No, that's just not what happened. "Strong juxtaposition," while well-defined, is a post-hoc rationalization. Meaning in particular that people who believe that this expression is best interpreted with "strong juxtaposition" don't really believe in "strong juxtaposition" as a rule. What they really believe is that communication is subtle and context dependent, and the traditional order of operations is not comprehensive enough to describe how people really communicate. And that's correct.
My degree specialization is in algebraic topology.
The issue is that this question disregards and undermines my point and asks me to pick a side, arbitrarily, that (as I've already explained) I don't actually believe in.
I didn't misread, you're in denial.
Hopefully by this point in the comment you understand that I don't believe the question makes sense.
Again, that's your fault-- you've clearly misinterpreted what I said. If I didn't think this conversation was worth having I wouldn't be responding to you.
I think you're putting the cart before the horse here - there is definitely a communication issue around juxtaposition, but you're acting as though strong juxtaposition is some kind of social commentary on the standard order of operations rather than the reality that it is an interpretation that arose due to ambiguity, just as weak juxtaposition did.
If it were people just trying to make a point, then why would it be so widely used and most scientific calculators are designed to use it, or allow its use. This debate exists because so many people ascribe to one or the other without thinking.
One - that does sound kind of cool
Two - You still have a mathematics degree do you not? You said this was an easy "unambiguous" problem to solve, so I don't see how you're prohibited from solving it...
God saying stuff like that, you sound just like an enlightened centrist...
Anyways, even if you don't want to comment on the strong vs. weak juxtaposition debate, unless you simply intend on never solving any equation with implicit multiplication by juxtaposition ever again, then you must have a way of interpreting it.
That is what you're being asked to disclose, since you seem to be very certain that there is a correct way of resolving this. You've brought the question upon yourself.
If you don't want to take a side, simply saying the rules are ambiguous and technically both positions are correct depending on what field you're in is also a valid position...
But denying the problem all together is not productive.
In the first place I don't think you've proven me wrong. As far as I can tell your comments still boil down to that you think the whole debate is wrong, and that engaging in the debate is dumb.
But I can say for certain that you either misread or deliberately misconstrued at least part of my reply, because when responding to me you removed the "you follow" from it, which changes the interpretation.

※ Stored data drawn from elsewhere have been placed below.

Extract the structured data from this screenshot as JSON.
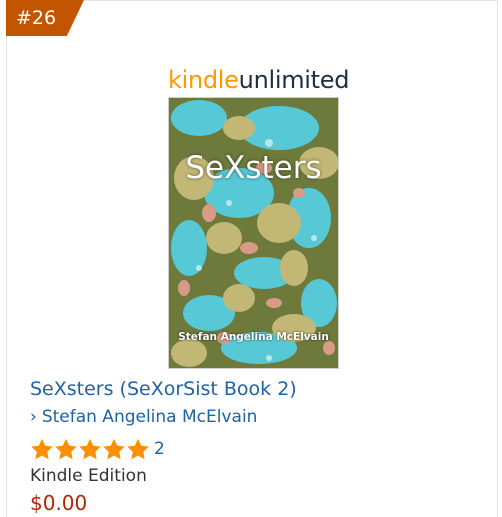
{
  "rank": "#26",
  "ku_logo": {
    "part1": "kindle",
    "part2": "unlimited"
  },
  "cover": {
    "title": "SeXsters",
    "author": "Stefan Angelina McElvain"
  },
  "product": {
    "title": "SeXsters (SeXorSist Book 2)",
    "author_chevron": "›",
    "author": "Stefan Angelina McElvain",
    "rating_out_of_5": 5,
    "review_count": "2",
    "format": "Kindle Edition",
    "price": "$0.00"
  },
  "colors": {
    "badge": "#c45500",
    "link": "#2162a1",
    "price": "#b12704",
    "star": "#ff8f00"
  },
  "icons": [
    "star-icon"
  ]
}
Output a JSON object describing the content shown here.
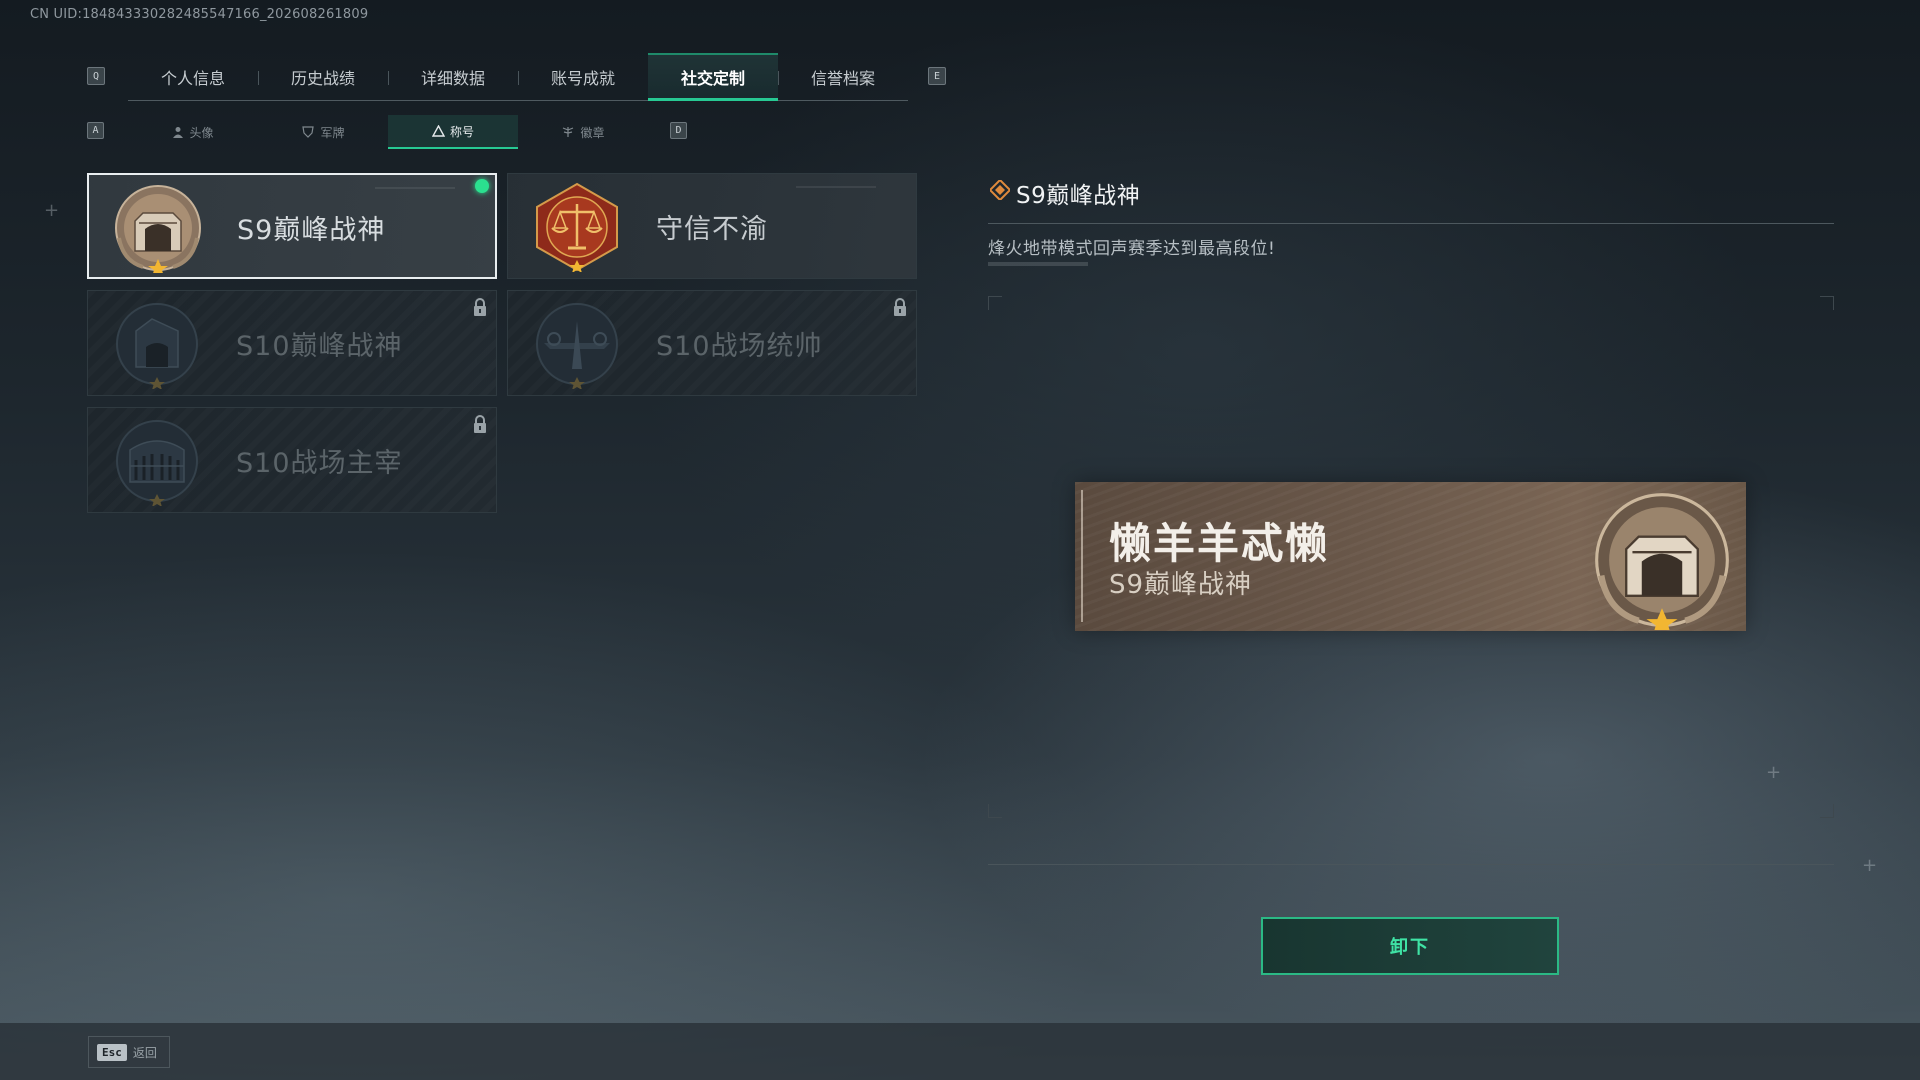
{
  "uid_text": "CN UID:1848433302824855471​66_202608261809",
  "main_tabs": {
    "left_key": "Q",
    "right_key": "E",
    "items": [
      "个人信息",
      "历史战绩",
      "详细数据",
      "账号成就",
      "社交定制",
      "信誉档案"
    ],
    "active": "社交定制"
  },
  "sub_tabs": {
    "left_key": "A",
    "right_key": "D",
    "items": [
      {
        "label": "头像",
        "icon": "person-icon"
      },
      {
        "label": "军牌",
        "icon": "shield-icon"
      },
      {
        "label": "称号",
        "icon": "triangle-icon"
      },
      {
        "label": "徽章",
        "icon": "wings-icon"
      }
    ],
    "active": "称号"
  },
  "titles": [
    {
      "name": "S9巅峰战神",
      "state": "equipped",
      "emblem": "fortress-emblem",
      "emblem_tone": "bronze"
    },
    {
      "name": "守信不渝",
      "state": "unlocked",
      "emblem": "scales-emblem",
      "emblem_tone": "red"
    },
    {
      "name": "S10巅峰战神",
      "state": "locked",
      "emblem": "fortress-emblem",
      "emblem_tone": "dark"
    },
    {
      "name": "S10战场统帅",
      "state": "locked",
      "emblem": "aircraft-emblem",
      "emblem_tone": "dark"
    },
    {
      "name": "S10战场主宰",
      "state": "locked",
      "emblem": "colosseum-emblem",
      "emblem_tone": "dark"
    }
  ],
  "detail": {
    "title": "S9巅峰战神",
    "description": "烽火地带模式回声赛季达到最高段位!"
  },
  "preview": {
    "player_name": "懒羊羊忒懒",
    "title": "S9巅峰战神"
  },
  "unequip_button": "卸下",
  "footer": {
    "esc_key": "Esc",
    "esc_label": "返回"
  },
  "colors": {
    "accent_green": "#27c993",
    "equipped_dot": "#2be08f",
    "preview_bg": "#6a584a"
  }
}
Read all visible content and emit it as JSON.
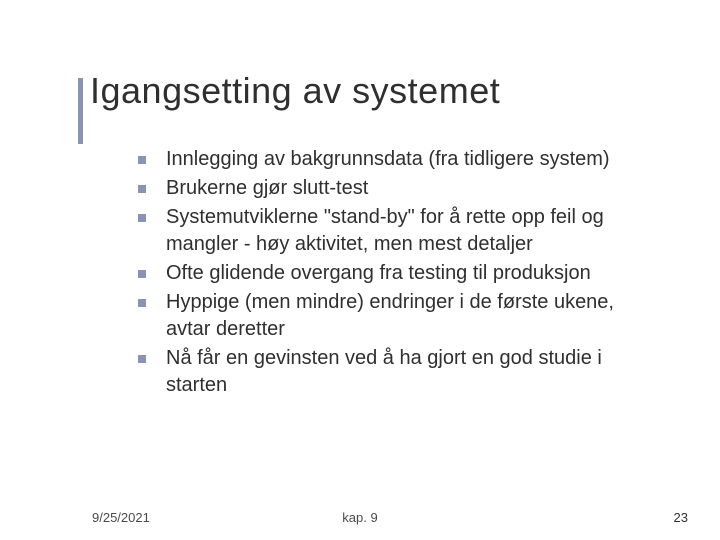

If you think that wasn't what I said, feel free to go back and look.
I understand you don't believe the question makes sense, you've said that enough times...
But I'll just refer you to my earlier comment - unless you intend on never solving any equation involving implicit multiplication ever again, then you must ascribe to one way or the other of resolving it.
Then tell me how I've misinterpreted what you said, because I stick by what I said as far as your example goes.
Your choice of example is not only a much more clear cut issue, being that most kids are taught by primary school (or the US equivalent) how and where to capitalise their letters, and to me it also demonstrates that you've not understood that the whole reason this debate is a thing is directly because there's no "wrong way" of doing this.
I understand you see this conversation with me as worth having, but I suspect this is more to do with wanting to resolve this conversation in your favour than it is to do with the underlying debate.
They don't. They use The Distributive Law and Terms.